What is the difference between selecting “Connection State = New” or “not marking” it when we are marking the connections?
add chain=prerouting protocol=tcp dst-port=80,443 connection-state=new action=mark-connection new-connection-mark=HTTP passthrough=yes OR
add chain=prerouting protocol=tcp dst-port=80,443 action=mark-connection new-connection-mark=HTTP passthrough=yes
Effectivity. With connection-state=new, the rule matches only first packet of connection (that’s all you need). Without it, if matches every single packet of connection.
Well, I suppose there may be some optimizations, i.e. if the new mark would be the same as the old one, it’s detected early and it doesn’t need as much resources as actually setting new mark. Also the order in which are the individual conditions checked is probably optimized to do easy ones first, and connection state is probably some simple flag and it should be faster to check that, than multiple ports. I’m just guessing, but it would make sense. It would be interesting to test that, generate predictable traffic and see how much difference there is.

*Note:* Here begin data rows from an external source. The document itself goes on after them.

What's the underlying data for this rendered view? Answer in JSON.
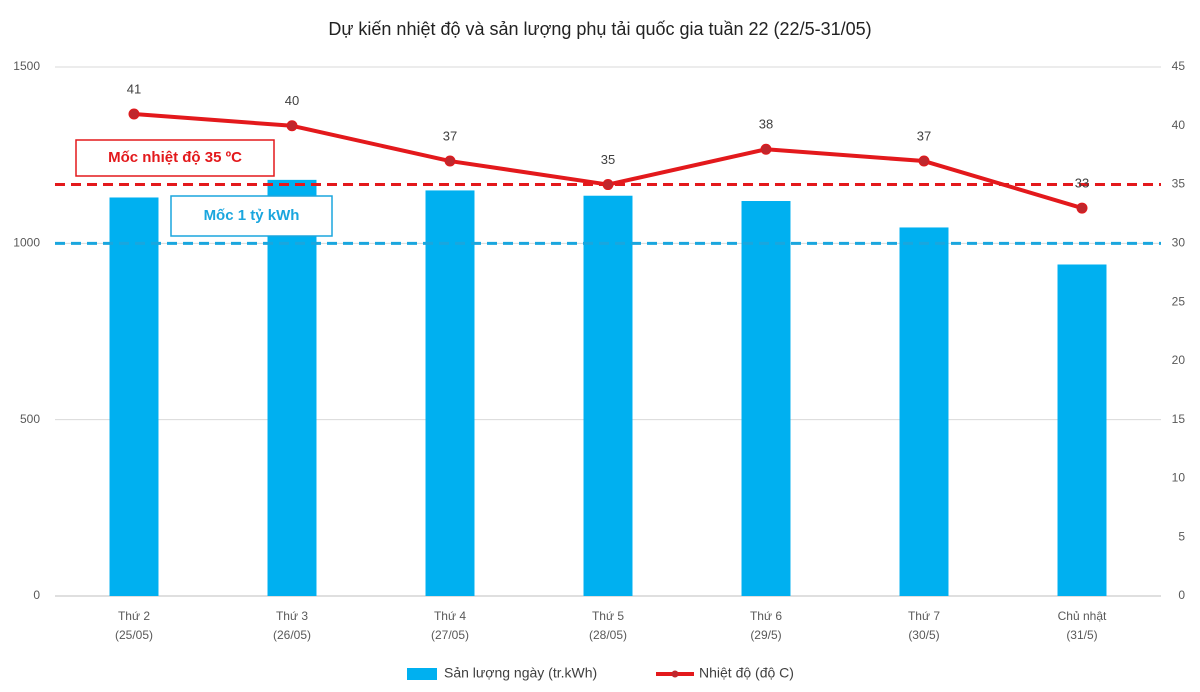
{
  "chart_data": {
    "type": "bar-line",
    "title": "Dự kiến nhiệt độ và sản lượng phụ tải quốc gia tuần 22 (22/5-31/05)",
    "categories": [
      [
        "Thứ 2",
        "(25/05)"
      ],
      [
        "Thứ 3",
        "(26/05)"
      ],
      [
        "Thứ 4",
        "(27/05)"
      ],
      [
        "Thứ 5",
        "(28/05)"
      ],
      [
        "Thứ 6",
        "(29/5)"
      ],
      [
        "Thứ 7",
        "(30/5)"
      ],
      [
        "Chủ nhật",
        "(31/5)"
      ]
    ],
    "series": [
      {
        "name": "Sản lượng ngày (tr.kWh)",
        "type": "bar",
        "color": "#00b0f0",
        "values": [
          1130,
          1180,
          1150,
          1135,
          1120,
          1045,
          940
        ]
      },
      {
        "name": "Nhiệt độ (độ C)",
        "type": "line",
        "axis": "y2",
        "color": "#e3191c",
        "values": [
          41,
          40,
          37,
          35,
          38,
          37,
          33
        ]
      }
    ],
    "ylim": [
      0,
      1500
    ],
    "yticks": [
      0,
      500,
      1000,
      1500
    ],
    "y2lim": [
      0,
      45
    ],
    "y2ticks": [
      0,
      5,
      10,
      15,
      20,
      25,
      30,
      35,
      40,
      45
    ],
    "grid": true,
    "legend": "bottom",
    "reference_lines": [
      {
        "label": "Mốc nhiệt độ 35 ºC",
        "value": 35,
        "axis": "y2",
        "color": "#e3191c"
      },
      {
        "label": "Mốc 1 tỷ kWh",
        "value": 1000,
        "axis": "y",
        "color": "#1aa6de"
      }
    ]
  }
}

A “connection” is a context which the firewall builds when the connection-establishing packet arrives and destroys when the connection is actively terminated (like a TCP session) or times out (like a bi-directional UDP stream or ICMP conversation). As the connection-mark is an attribute of the connection, there is no need to assign, using a rule, a connection mark over and over again each time a new packet belonging to that connection arrives. As soon as a packet is found to belong to an existing connection, it obtains the connection mark from the context, so if any rule checks for presence of that connection mark, the check succeeds.